Xianming Chen, USDA Agricultural Research Service plant pathologist and stripe rust expert in Pullman, Wash., said most winter wheat is past the flowering stage, so the stripe rust is dying as a result, he said.

However, spring wheat is still susceptible, he said. Most crops in the Palouse area of Eastern Washington and surrounding regions are not quite in the flowering stage. Most fields have already been sprayed, but Chen advises those farmers who haven't to spray.

If they don't have much infection on highly resistant varieties, they probably don't need to spray, Chen said.

Dryer weather means less new infection, but Chen said it takes two to three weeks for some rust infections to show up.

Mike Flowers, Oregon State University cereal specialist, expects some yield and quality losses due to rust. He estimated that roughly 1 million acres of wheat in Oregon was sprayed.

Flowers recommends spraying as needed. Some farmers applied chemicals for a third and maybe even a fourth time. Chen doesn't expect spring wheat to need more than two applications of fungicide.

Continued good weather to help the grain fill is key, Flowers said. Hot, dry weather would damage the plants.

In general, Flowers said, farmers have done an "excellent" job controlling the rust.

"We're in the home stretch now," he said. "We just want to make sure everything gets finished strong."

Flowers urged farmers to consider next year's varieties and the turnaround time between harvest and planting. He is concerned that the rust and other diseases will "jump" from this year's crop to next year's as farmers plant.

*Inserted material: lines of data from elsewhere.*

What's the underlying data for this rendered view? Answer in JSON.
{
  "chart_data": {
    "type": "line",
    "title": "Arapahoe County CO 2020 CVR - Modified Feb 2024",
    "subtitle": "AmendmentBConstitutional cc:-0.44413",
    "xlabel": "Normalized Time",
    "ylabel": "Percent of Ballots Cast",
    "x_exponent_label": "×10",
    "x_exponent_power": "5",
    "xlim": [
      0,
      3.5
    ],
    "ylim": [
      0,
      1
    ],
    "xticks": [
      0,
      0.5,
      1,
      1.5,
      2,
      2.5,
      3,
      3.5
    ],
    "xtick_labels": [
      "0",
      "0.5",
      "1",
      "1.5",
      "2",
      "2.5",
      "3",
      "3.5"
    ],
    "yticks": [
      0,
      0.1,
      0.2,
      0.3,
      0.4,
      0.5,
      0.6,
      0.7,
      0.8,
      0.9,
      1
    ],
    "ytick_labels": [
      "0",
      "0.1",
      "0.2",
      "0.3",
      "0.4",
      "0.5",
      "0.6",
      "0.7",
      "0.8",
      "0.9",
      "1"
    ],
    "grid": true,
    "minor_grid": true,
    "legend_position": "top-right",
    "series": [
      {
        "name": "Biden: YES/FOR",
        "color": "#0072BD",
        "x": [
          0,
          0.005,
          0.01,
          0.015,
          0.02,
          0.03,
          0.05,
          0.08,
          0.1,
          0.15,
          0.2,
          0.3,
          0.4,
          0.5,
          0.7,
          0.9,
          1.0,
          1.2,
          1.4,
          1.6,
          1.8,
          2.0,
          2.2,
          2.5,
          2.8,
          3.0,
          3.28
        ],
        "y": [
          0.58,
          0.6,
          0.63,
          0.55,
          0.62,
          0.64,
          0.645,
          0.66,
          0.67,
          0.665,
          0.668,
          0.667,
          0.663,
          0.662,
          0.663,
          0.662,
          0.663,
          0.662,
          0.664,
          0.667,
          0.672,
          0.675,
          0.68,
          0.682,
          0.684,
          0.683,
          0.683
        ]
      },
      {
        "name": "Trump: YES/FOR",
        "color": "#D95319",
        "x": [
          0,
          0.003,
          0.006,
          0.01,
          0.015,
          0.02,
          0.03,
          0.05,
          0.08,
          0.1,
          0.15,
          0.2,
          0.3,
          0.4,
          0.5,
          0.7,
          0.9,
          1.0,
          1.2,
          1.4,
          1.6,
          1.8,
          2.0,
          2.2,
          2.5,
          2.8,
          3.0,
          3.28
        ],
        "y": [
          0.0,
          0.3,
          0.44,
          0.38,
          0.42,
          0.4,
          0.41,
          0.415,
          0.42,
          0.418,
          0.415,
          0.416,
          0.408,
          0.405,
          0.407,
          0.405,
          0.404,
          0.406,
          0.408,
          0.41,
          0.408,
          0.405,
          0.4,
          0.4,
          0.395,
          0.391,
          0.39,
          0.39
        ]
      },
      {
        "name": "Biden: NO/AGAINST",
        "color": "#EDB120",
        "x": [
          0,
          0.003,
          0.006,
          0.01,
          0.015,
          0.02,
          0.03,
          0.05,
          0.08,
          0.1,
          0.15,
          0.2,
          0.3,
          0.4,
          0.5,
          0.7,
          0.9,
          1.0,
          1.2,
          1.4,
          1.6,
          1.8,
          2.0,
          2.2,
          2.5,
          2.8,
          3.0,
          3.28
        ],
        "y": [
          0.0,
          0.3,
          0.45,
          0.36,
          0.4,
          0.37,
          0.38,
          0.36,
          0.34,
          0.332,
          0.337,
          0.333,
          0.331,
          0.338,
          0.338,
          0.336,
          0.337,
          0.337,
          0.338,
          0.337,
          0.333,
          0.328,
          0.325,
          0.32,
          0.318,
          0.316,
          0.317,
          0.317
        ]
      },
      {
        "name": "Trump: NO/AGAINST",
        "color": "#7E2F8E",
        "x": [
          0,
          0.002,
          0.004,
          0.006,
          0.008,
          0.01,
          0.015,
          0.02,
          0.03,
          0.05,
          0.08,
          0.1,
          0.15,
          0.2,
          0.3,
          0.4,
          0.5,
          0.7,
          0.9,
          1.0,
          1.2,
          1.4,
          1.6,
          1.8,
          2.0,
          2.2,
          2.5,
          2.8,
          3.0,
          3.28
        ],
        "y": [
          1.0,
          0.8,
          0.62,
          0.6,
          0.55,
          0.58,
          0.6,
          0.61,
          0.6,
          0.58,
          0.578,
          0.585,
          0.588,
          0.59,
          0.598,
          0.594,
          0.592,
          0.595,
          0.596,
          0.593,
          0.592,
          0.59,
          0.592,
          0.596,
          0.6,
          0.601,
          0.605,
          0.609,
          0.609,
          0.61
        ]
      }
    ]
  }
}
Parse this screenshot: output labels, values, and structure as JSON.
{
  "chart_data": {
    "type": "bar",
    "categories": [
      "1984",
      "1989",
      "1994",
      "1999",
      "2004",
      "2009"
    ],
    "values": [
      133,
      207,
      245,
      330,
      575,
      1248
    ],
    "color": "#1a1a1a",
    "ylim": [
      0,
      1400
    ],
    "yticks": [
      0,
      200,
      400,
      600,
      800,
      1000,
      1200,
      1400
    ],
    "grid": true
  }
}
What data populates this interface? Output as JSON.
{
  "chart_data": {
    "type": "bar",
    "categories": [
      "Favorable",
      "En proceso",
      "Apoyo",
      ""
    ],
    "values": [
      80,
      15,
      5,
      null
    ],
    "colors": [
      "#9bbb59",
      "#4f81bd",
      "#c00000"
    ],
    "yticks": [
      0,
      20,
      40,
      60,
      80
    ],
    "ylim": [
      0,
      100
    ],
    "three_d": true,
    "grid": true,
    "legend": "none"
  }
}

He recommended avoiding planting rust-susceptible varieties like Tubbs 06 early, to reduce the potential for fall stripe rust infection and barley yellowdwarf virus.

"Tubbs 06 is 20 percent of our acreage," Flowers said. "We're not going to replace that in a year. There's just not enough seed available of other varieties."

Farmers in Umatilla, Morrow, Gilliam, Sherman and Wasco counties should also consider insecticidal seed treatments for protection from fall aphids, Flowers said. Aphids showed up in some Eastern Oregon fields last fall.